How to network without really trying
I went to a “technical talk” at another company in a related industry to mine last week. It was put on by the Society of Women Engineers and a local organization of Systems Engineers. I’ll admit I had diverse motivations in attending this. The topic interested me, but honestly if I was 100% happy staying at MegaCorp I probably wouldn’t have gone.
On the outside it looked much like my own company. Non-distinct white buildings with glass windows several stories high. Grass and other greenery around the perimeter, and the occasional benches and tables for employees taking their lunch. The lobby looked much like any lobby I’ve ever been in. Then I turn around and see a placard for Women’s History Month. A variety of events were occurring, some with the company and some not. Let’s just say that this sort of thing would not be tolerated at MegaCorp. Some dude would loudly ask when Dude History Month is and why we have all these “special” things for non-white dudes like himself. I mean, he never got an unfair hand up.
I was further surprised when I realized their women’s bathroom had “mother’s room” attached. Or I am assuming, a lactation room or whatever you want to call it. I have no experience with motherhood but I probably signed something when I started at MegaCorp where I agreed not to lactate within five miles of any work buildings (see MIL-STD-JK). So all of this was pretty foreign to me.
But besides the obvious advantage we women had going into it, the actual talk was still overwhelmingly male from the local systems engineering group. There was one woman from that group, and two other women both members or officers in SWE. And all of the women there had jobs. There was another probably eight dudes, half of which were currently unemployed. And I couldn’t help but wonder that their being unemployed was the only reason they were there.
They looked uncomfortable and awkward as you might expect from a guy without a job who showed up because he hopes he’ll meet someone here where he can get a job. Some were “project engineers” (who blog readers will know I have no love for). All were easily over 40. Everyone there was white. I had to wonder as we all introduced ourselves and they heard all the women cite employers if the dudes watching were angrily thinking to themselves how easy it is for a woman to get a job and how difficult for them. And I wonder if there’s not a difference there that’s leading to this misconception.
I know several graduating female engineers who have job offers already, or at least some place to pay them for a while. I also know several still unemployed graduating male engineers. All the female engineers I know with early job offers worked internships. I’m not sure if this is because of a purely male/female thing; perhaps female engineers knew they would have to work harder to prove themselves and wanted “practical” experience. Perhaps the kind of woman who becomes an engineer is already more devoted to the field than the average undergraduate male. And when they all have job offers, but some percentage of the men do not, that can create a mis-perception that women have an easier time getting jobs.
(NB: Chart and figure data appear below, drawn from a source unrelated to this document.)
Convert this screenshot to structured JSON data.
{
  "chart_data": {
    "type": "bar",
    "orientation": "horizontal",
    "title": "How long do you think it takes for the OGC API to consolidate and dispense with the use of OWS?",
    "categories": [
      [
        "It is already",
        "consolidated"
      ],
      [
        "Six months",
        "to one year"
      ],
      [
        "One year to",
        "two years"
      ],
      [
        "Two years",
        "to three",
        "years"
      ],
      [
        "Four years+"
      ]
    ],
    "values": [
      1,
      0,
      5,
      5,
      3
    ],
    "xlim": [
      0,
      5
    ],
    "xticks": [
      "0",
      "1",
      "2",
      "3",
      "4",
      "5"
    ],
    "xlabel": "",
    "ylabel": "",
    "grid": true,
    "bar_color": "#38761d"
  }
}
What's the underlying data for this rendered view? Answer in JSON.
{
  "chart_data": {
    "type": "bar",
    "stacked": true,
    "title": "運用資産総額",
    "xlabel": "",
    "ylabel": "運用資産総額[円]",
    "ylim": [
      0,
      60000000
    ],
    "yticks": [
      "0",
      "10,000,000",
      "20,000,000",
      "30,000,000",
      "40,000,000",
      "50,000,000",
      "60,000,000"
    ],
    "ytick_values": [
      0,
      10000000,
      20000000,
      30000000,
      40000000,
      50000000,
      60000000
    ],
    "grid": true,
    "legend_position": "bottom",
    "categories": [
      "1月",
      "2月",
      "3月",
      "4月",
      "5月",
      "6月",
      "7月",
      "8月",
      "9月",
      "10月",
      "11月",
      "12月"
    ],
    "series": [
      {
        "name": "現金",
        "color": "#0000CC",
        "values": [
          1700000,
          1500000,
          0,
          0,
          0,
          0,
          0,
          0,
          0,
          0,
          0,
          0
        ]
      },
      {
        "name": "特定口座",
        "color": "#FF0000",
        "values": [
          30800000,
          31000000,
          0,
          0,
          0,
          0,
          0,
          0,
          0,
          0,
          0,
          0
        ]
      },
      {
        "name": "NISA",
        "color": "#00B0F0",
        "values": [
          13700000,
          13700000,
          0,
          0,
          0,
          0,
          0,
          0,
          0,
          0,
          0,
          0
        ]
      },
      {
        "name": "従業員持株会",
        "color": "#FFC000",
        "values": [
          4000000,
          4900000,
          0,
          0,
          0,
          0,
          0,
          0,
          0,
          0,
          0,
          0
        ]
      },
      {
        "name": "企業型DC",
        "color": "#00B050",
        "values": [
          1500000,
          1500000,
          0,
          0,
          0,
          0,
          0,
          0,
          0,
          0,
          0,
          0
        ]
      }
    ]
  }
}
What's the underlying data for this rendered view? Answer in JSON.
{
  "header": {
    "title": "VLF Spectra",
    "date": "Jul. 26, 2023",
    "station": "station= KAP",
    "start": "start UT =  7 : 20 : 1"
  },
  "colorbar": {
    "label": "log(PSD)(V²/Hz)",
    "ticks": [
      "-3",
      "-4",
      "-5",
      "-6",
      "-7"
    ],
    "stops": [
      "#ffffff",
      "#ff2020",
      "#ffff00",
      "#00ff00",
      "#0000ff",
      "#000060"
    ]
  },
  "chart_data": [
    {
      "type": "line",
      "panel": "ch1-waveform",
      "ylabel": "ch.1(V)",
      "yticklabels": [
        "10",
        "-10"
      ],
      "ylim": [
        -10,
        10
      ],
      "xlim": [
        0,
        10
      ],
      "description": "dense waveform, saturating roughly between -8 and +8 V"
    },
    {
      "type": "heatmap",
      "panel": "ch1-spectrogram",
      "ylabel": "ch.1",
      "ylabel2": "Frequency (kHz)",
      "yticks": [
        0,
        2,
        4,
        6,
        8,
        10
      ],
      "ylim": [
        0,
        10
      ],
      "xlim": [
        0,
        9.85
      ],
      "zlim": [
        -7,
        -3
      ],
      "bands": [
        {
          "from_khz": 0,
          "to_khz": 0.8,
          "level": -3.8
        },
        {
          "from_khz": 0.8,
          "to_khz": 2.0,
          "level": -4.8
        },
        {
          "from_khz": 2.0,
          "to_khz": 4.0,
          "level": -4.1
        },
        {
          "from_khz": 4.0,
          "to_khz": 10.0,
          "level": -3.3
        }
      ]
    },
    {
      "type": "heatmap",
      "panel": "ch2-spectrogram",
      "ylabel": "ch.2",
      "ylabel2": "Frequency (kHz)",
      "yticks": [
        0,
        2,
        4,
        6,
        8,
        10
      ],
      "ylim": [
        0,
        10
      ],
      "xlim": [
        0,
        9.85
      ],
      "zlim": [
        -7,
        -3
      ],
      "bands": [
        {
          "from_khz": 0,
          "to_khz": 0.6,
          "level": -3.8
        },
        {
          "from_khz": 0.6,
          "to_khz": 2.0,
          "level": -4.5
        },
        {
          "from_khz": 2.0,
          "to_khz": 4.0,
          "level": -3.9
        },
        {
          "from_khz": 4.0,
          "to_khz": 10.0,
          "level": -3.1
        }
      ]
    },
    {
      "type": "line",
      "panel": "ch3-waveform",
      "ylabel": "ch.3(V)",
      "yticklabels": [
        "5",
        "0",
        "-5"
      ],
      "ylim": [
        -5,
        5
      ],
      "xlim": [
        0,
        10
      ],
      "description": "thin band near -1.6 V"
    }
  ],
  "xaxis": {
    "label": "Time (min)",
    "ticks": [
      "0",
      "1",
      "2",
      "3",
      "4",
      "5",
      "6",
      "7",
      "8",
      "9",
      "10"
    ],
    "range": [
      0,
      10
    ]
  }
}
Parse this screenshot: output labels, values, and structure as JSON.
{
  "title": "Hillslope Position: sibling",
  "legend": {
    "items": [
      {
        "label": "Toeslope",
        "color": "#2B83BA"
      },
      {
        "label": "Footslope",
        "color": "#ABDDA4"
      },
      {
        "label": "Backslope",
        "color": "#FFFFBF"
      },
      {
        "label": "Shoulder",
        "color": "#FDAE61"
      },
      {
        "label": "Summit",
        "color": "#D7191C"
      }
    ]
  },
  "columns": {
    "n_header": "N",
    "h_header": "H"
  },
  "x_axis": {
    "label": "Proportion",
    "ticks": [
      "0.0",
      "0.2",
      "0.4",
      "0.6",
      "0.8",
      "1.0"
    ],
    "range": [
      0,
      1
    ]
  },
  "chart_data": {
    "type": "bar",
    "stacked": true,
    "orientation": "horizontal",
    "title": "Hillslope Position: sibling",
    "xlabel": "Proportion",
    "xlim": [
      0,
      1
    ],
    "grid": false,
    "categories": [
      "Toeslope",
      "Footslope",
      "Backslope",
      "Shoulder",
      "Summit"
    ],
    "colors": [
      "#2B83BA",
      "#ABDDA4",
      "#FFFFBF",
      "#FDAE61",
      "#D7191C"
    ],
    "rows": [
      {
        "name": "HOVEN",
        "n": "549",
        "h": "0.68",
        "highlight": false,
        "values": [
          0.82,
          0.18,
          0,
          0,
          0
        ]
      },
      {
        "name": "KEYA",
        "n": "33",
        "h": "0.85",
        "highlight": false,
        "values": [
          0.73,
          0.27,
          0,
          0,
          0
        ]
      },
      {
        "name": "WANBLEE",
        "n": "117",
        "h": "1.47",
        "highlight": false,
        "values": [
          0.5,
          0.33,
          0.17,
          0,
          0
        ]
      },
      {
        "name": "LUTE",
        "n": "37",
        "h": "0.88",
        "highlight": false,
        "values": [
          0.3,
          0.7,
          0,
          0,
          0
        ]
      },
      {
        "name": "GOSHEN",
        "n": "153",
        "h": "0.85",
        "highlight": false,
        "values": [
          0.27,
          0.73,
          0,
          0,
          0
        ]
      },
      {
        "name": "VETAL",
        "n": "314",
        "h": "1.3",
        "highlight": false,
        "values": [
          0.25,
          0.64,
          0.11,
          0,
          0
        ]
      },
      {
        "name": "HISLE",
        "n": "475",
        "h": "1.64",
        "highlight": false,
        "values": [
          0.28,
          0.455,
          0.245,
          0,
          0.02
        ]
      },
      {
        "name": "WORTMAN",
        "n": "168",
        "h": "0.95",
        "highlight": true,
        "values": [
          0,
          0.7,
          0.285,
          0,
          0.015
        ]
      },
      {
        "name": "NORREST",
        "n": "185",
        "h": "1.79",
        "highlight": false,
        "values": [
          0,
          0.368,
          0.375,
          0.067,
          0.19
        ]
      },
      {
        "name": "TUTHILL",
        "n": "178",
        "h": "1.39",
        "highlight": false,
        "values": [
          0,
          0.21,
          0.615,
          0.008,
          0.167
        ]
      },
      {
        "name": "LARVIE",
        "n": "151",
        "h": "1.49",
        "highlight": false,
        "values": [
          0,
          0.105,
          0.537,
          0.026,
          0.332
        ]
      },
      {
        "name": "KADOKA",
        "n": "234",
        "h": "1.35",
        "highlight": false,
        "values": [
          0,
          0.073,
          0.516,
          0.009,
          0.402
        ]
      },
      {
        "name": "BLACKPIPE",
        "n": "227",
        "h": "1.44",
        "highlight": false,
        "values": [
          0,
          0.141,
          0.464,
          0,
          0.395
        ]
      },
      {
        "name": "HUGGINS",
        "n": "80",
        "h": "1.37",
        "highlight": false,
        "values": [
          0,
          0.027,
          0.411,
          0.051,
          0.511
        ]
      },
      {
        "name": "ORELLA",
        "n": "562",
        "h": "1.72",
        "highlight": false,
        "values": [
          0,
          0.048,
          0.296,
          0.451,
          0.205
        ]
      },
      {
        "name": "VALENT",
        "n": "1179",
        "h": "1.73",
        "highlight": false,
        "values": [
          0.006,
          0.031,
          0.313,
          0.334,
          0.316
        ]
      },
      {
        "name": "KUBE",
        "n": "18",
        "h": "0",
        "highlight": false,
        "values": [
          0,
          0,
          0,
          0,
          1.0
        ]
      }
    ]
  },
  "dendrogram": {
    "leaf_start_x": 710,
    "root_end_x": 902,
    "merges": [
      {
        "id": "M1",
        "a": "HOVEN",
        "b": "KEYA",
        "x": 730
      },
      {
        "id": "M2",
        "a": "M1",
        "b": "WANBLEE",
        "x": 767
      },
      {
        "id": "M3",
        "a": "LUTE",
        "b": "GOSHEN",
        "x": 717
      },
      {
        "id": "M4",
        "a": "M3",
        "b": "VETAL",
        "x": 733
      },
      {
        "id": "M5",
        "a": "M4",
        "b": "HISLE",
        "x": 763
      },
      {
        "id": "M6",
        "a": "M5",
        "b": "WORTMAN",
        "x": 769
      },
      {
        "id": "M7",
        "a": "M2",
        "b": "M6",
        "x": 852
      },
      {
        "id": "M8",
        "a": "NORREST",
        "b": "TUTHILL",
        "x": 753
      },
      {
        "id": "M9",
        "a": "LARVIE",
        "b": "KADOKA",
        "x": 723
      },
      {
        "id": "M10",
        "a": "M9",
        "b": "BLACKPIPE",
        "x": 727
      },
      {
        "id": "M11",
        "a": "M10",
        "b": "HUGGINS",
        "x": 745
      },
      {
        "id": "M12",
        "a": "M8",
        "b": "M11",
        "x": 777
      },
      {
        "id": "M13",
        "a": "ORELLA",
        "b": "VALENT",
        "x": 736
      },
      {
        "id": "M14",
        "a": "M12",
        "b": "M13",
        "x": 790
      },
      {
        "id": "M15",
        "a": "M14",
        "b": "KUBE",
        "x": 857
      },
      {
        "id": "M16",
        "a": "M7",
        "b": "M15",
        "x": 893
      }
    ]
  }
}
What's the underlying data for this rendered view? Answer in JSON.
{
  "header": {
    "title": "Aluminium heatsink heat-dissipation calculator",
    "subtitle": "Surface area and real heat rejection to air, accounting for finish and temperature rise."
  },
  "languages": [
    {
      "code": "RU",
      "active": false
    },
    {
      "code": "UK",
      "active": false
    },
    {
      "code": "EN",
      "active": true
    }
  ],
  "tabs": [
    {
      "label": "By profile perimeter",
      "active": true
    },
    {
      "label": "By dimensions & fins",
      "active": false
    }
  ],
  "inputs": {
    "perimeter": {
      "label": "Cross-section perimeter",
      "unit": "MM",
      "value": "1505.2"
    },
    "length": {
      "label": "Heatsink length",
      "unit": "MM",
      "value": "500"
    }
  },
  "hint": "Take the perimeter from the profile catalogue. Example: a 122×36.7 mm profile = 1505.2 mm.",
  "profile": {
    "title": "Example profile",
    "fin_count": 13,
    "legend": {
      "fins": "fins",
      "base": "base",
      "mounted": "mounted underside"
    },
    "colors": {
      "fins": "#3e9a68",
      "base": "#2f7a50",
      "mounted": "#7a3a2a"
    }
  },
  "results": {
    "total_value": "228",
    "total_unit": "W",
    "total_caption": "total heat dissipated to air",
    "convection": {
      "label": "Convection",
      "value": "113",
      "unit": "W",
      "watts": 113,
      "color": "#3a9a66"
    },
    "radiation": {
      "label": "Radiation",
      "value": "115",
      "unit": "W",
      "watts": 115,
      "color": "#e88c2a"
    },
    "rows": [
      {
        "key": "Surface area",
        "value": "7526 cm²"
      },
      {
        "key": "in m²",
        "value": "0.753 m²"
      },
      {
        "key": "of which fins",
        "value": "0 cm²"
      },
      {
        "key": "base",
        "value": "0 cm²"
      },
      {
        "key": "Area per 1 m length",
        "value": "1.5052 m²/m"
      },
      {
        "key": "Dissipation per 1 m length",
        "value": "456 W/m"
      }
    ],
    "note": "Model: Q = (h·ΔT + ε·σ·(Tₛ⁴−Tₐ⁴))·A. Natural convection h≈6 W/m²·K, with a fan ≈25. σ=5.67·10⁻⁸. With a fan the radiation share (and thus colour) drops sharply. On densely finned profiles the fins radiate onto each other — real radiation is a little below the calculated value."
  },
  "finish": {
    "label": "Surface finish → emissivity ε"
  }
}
And I wonder that maybe because of this, that women already in the field know they have to be ever vigilant and stay up to date in order to keep up with their male colleagues. That oftentimes they will be expected to work harder to be treated the same. Or in my case, feeling alienated at my own workplace I reached out to a woman’s group just to meet people a little like myself and not feel so alone as a female engineer. So though we all had jobs, we were still there. But the guys clearly didn’t need this support system until they were actually job hunting.
Just my observations. I’ll wait for the barrage of guys who would like to write in and tell me how easy women have it in getting scholarships (I should know, I never got a single scholarship, as someone who worked full time and went to school part time the deck was stacked against me as well as most scholarships require full time status) or how easy women have in getting jobs (again despite having way more experience than my classmates my job hunting experience has been about average, or slightly below average when you consider I should be doing better). And all that is dangerously anecdotal. But I do think the way men and women treat networking is something interesting to consider, especially in a male dominated field like engineering.